Nobody can always be truthful, because nobody knows the truth. As I have mentioned before, it seems to me that we are forced to fix our entire worldview onto crooked foundations. We cannot even be sure that the most constitutive facts match reality for one-hundred percent. The Matrix-concept illustrates this idea perfectly; how can we be sure we can trust our senses? How can we be sure that we even control our thoughts? These ideas might seem very far-fetched, but if you dismiss them as nonsense you're missing the point. I'm not saying I think we are all living in a virtual world constructed of lies, or that we are likely to be deceived in such a way. Frankly, I am of the opinion that the chance of this idea resembling the truth even slightly, is extremely small. Small, but existant. None of us is able to completely exclude the possibility of something so improbable to be true anyway - against all odds. We just can't be sure.
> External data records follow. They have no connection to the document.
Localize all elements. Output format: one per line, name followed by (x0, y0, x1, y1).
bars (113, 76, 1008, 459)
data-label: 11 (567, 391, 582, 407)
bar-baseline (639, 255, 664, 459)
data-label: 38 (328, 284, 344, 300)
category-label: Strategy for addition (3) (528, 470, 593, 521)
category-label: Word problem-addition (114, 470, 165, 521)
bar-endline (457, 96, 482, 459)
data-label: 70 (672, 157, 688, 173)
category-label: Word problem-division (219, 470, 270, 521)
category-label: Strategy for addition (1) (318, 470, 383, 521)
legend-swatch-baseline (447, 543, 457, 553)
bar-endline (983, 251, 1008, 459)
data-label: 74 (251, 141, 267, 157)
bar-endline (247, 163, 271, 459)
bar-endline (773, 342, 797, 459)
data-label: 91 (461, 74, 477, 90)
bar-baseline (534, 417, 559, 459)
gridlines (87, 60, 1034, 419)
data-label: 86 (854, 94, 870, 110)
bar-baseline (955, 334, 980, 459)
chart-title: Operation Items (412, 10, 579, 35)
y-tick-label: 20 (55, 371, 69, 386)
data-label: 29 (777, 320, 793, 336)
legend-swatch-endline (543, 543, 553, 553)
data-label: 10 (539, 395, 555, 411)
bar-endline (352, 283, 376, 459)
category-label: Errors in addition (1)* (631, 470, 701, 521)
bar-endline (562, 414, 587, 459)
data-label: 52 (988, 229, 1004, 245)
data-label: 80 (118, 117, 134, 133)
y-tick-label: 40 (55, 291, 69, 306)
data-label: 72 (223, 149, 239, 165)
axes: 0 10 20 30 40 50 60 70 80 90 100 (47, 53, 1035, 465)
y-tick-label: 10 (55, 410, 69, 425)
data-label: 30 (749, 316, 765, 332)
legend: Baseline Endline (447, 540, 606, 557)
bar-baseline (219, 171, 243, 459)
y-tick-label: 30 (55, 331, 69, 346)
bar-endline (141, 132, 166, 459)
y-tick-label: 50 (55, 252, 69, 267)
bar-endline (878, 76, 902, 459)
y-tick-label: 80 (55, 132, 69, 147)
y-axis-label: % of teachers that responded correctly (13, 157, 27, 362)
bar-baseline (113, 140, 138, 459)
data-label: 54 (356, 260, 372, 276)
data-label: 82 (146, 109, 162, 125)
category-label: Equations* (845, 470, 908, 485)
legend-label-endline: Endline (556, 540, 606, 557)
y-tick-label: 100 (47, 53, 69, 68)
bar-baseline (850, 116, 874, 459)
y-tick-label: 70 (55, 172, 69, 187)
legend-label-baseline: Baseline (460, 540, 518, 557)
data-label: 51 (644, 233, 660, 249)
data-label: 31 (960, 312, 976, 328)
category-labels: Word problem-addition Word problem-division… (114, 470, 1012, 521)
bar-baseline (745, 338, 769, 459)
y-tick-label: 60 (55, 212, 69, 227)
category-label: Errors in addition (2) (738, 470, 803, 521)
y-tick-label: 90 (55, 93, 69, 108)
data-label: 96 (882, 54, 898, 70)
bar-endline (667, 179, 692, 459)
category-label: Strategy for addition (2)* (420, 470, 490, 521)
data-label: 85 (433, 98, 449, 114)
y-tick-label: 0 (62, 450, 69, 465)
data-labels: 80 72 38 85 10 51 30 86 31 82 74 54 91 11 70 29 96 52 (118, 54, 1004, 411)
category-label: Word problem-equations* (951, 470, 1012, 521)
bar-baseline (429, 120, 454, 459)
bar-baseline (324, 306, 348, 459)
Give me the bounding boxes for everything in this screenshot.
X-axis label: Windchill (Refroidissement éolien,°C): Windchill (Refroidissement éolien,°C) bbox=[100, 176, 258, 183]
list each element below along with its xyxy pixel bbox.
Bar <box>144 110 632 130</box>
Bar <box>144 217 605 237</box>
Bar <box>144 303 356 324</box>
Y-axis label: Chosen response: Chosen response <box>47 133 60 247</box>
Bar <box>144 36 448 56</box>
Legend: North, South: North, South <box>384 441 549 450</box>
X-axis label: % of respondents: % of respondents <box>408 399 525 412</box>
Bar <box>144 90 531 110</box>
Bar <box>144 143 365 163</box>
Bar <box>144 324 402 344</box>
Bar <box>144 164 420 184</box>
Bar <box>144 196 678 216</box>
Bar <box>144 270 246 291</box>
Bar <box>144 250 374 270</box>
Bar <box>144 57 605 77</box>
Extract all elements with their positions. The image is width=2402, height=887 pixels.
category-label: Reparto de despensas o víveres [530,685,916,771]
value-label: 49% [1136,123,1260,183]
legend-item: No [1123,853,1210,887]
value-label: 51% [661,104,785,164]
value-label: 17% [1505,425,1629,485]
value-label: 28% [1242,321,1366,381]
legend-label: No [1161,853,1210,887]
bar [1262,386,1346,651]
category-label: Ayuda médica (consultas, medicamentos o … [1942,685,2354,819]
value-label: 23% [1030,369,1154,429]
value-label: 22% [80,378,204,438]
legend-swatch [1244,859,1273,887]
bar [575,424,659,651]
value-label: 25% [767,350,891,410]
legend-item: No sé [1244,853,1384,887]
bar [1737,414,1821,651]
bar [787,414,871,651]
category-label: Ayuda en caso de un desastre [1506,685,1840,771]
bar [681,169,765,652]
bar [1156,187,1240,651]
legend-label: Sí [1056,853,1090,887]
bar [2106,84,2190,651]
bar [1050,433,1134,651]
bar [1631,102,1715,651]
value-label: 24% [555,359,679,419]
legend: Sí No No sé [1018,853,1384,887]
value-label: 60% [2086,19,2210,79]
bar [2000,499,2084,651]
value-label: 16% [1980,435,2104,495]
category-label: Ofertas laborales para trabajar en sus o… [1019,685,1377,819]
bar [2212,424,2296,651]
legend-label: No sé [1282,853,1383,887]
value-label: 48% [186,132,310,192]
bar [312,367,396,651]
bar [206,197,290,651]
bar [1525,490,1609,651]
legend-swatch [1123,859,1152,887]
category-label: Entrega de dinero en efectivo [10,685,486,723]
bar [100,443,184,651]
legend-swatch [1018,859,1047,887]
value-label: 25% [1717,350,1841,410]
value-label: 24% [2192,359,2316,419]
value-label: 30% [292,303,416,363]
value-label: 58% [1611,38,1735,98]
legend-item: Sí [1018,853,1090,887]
This goes for every accepted fact and every insane conspiracy theory - we can only evaluate the likelihood of something being true. It's mind-stretching, indeed, but it's also a very important thing to realize.

Sunday, October 8

Sound

After silence, that which comes nearest to expressing the inexpressible is music. - Aldous Huxley

What is it about music? I'm not talking about an average broadcast of any given radiostation. What makes your favorite music better than just good music? Why do I associate Josh Radin's music with taking the metro at a rainy day? Why haven't I been able to listen to Our Lady Peace for years, being shocked by the singer's voice too much? What is it about Frank Sinatra that makes my heart a dancer? Why does Evermore's It's Too Late take me back to events I would have forgotten otherwise? Some music seems to be able to reach out and grasp hearts.

I cannot explain why. There are more or less logical explanations for even the most intense sensations. Falling in love feels all but rational, but why it should feel like that can be founded in a scientific way. The same goes for being influenced by other people and events. But there is something different about music, something inexpressible. It can make you feel buoyant or wistful, courageous or timid. It can take you places. Music shows that not everything is logical. It's way beyond reason.